Of course, here’s a separate paragraph about microdosing for athletes:

Separately, it is worth highlighting the strategy of using microdoses of peptides, which is popular among athletes. Unlike the clinical approach, where the goal is maximum appetite suppression, here the task is different: not to kill the feeling of hunger completely, but only to dull it, making compliance with a strict diet psychologically comfortable..

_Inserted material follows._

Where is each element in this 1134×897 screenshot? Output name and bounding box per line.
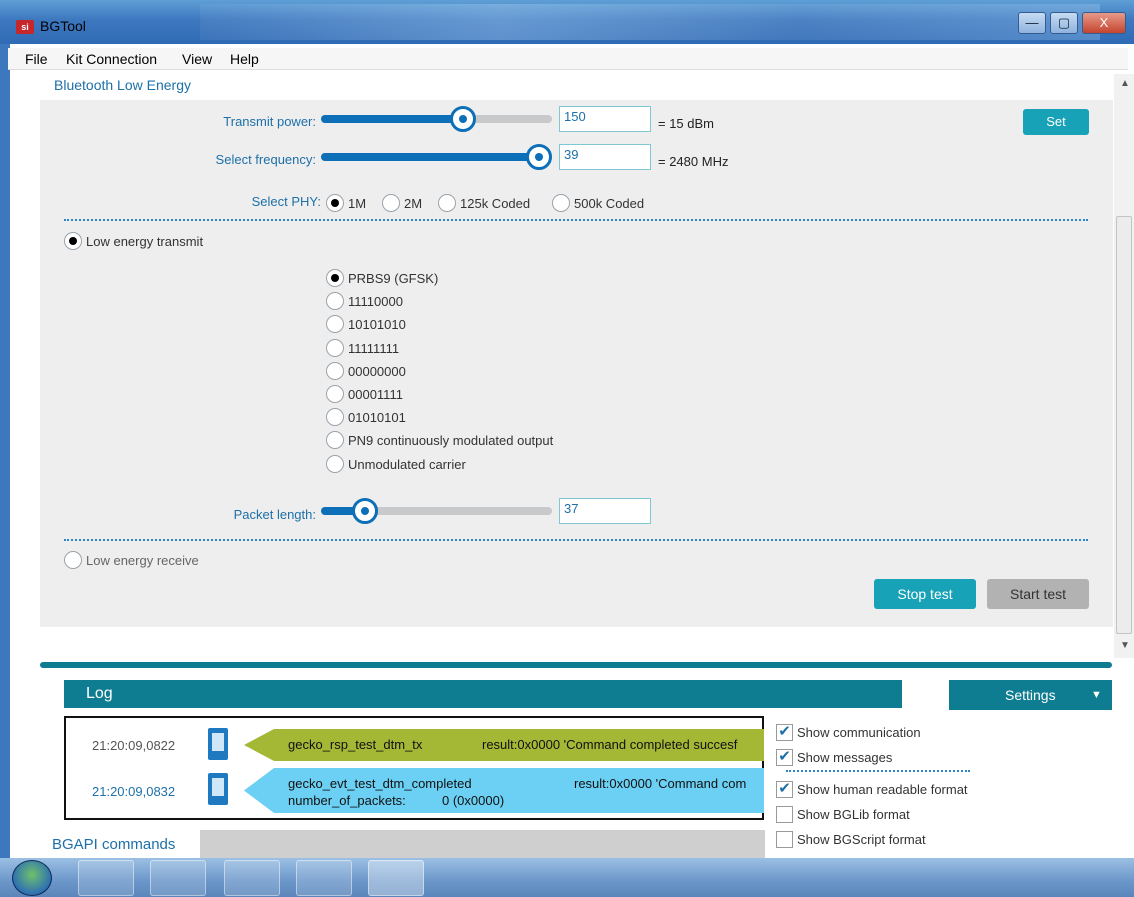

Athletes use doses that may be 2-3 times lower than the official starting dose — for example, 100 mcg of Azempic instead of 250 mcg or 1 mg of Munjaro instead of 2.5 mg. Such microdosing does not cause complete rejection of food, which is critical for maintaining energy and performance during training, but it effectively removes the painful feeling of hunger, obsessive thoughts about food and helps to control ‘breakdowns’. This makes it easier to tolerate a caloric deficit, more accurately fit into the planned weight indicators and at the same time maintain muscle mass due to the ability to consume enough protein.

Peptides and drugs for controlling appetite and weight:

  • Azempic (Semaglutide) – GLP-1 receptor agonist.
  • Munjaro (Tirzepatide – is a double agonist of GLP-1 and GIP receptors.
  • Retatrutide is a triple agonist (GLP-1, GIP, glucagon).
  • Mazudutide is a Chinese analog of Munjaro (GLP-1 + glucagon).
  • Liraglutide -GLP-1 agonist
  • Sibutramine is a central appetite blocker (banned).
  • Tezofensin is a central appetite blocker (triple serotonin, norepinephrine, and dopamine reuptake inhibitor).
  • Cahriflutide is an analog of amylin.

Non-peptide substances for fat burning:

  • BAM-15 -uncoupler of mitochondrial respiration.
  • Metformin / Berberine – increased insulin sensitivity.